Suara.com - Kepala Dinas Kesehatan DKI Jakarta, Widyastuti, membantah soal pejabat dan keluarga di Jakarta mendapatkan vaksin Covid-19 dosis ketiga atau booster. Temuan ini sebelumnya diungkap koalisi masyarakat LaporCovid-19.
Widyastuti mengatakan pihaknya belum membagikan vaksin booster kepada masyarakat umum apalagi pejabat. Sesuai instruksi Pemerintah, dosis ketiga hanya diberikan kepada tenaga kesehatan.
"Kami, menurut kebijakan pemerintah pusat, booster hanya bagi tim tenaga kesehatan dan penunjangnya," ujar Widyastuti di acara vaksinasi NasDem, Jakarta Selatan, Kamis (9/8/2021).
Sebelumnya, Tim Koalisi Warga LaporCovid-19 melaporkan ada vaksinasi dosis ketiga atau booster bagi para keluarga elite pejabat dan aparat di salah satu perkantoran swasta di DKI Jakarta.
Co-Inisiator LaporCovid-19 Ahmad Arif mengungkapkan laporan itu datang dari warga kepada timnya, vaksinasi itu berlangsung di salah satu kantor swasta di Jalan Sudirman.
"Hari ini kami mendapat laporan adanya booster vaksin ketiga untuk keluarganya pejabat dan aparat di salah satu perkantoran swasta di Jakarta, di Jalan Sudirman. Menariknya, informasinya itu jangan disebarkan ke orang lain," kata Arif dalam diskusi virtual, Rabu (8/9/2021).
Arif sangat menyesalkan peristiwa ini, mereka juga pernah mendapatkan laporan bahwa ada orang non-nakes mendapatkan vaksin booster di Sentra Vaksinasi Mabes Polri.

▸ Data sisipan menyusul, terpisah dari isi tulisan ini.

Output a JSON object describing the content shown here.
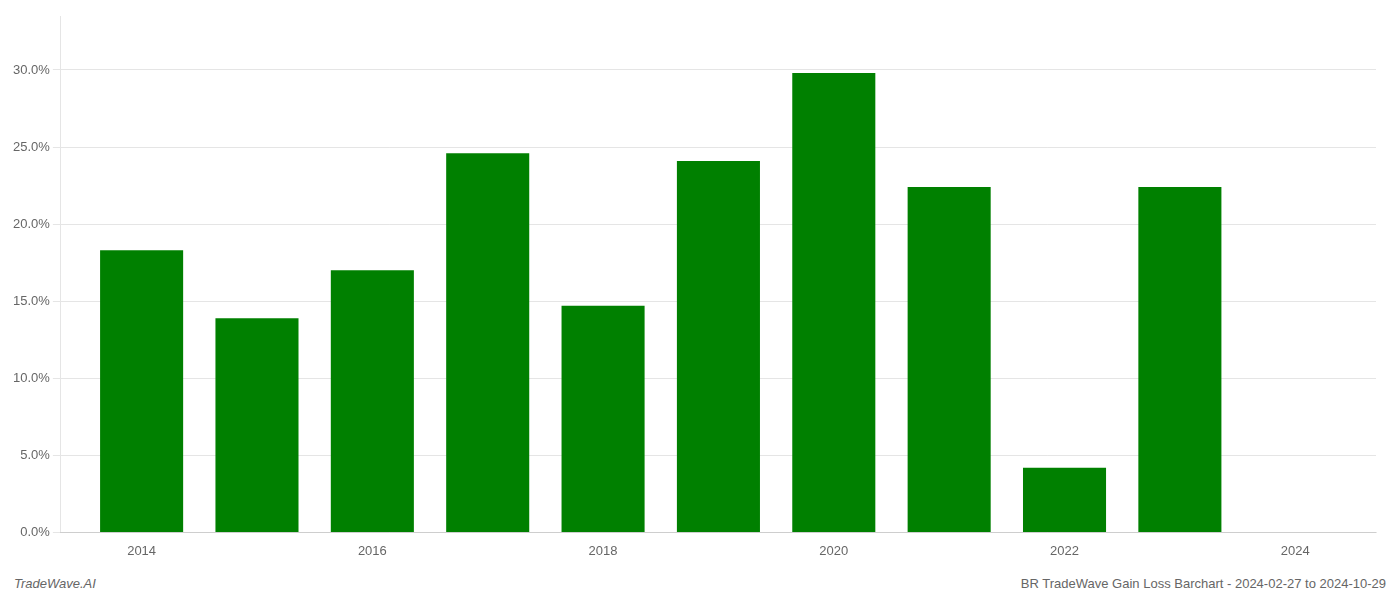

"Ini beberapa laporan yang masuk ke kami mengenai penyimpangan penggunaan vaksin dosis ketiga. Bahkan ada sebagian di antaranya melaporkan penyuntikan itu dilakukan di mabes misalnya dan dan seterusnya," ungkapnya.
Padahal, Kementerian Kesehatan melalui nomor 71/ITAGI/Adm/VII/2021 telah jelas mengatur bahwa vaksin booster hanya diberikan bagi tenaga kesehatan yang dinilai bekerja dengan resiko tinggi terpapar Covid-19.
Baca Juga: Tinjau Vaksinasi Pelajar di Wajo, Presiden Jokowi Dorong Metode Door-to Door
Hingga saat ini tercatat sudah 726.589 dari 1.468.764 nakes yang sudah booster.
"Jadi ini menurut saya hal-hal yang harus ditindaklanjuti dengan sangat serius, karena menyangkut persoalan moral dan ketimpangan atau equity," tutup Arif.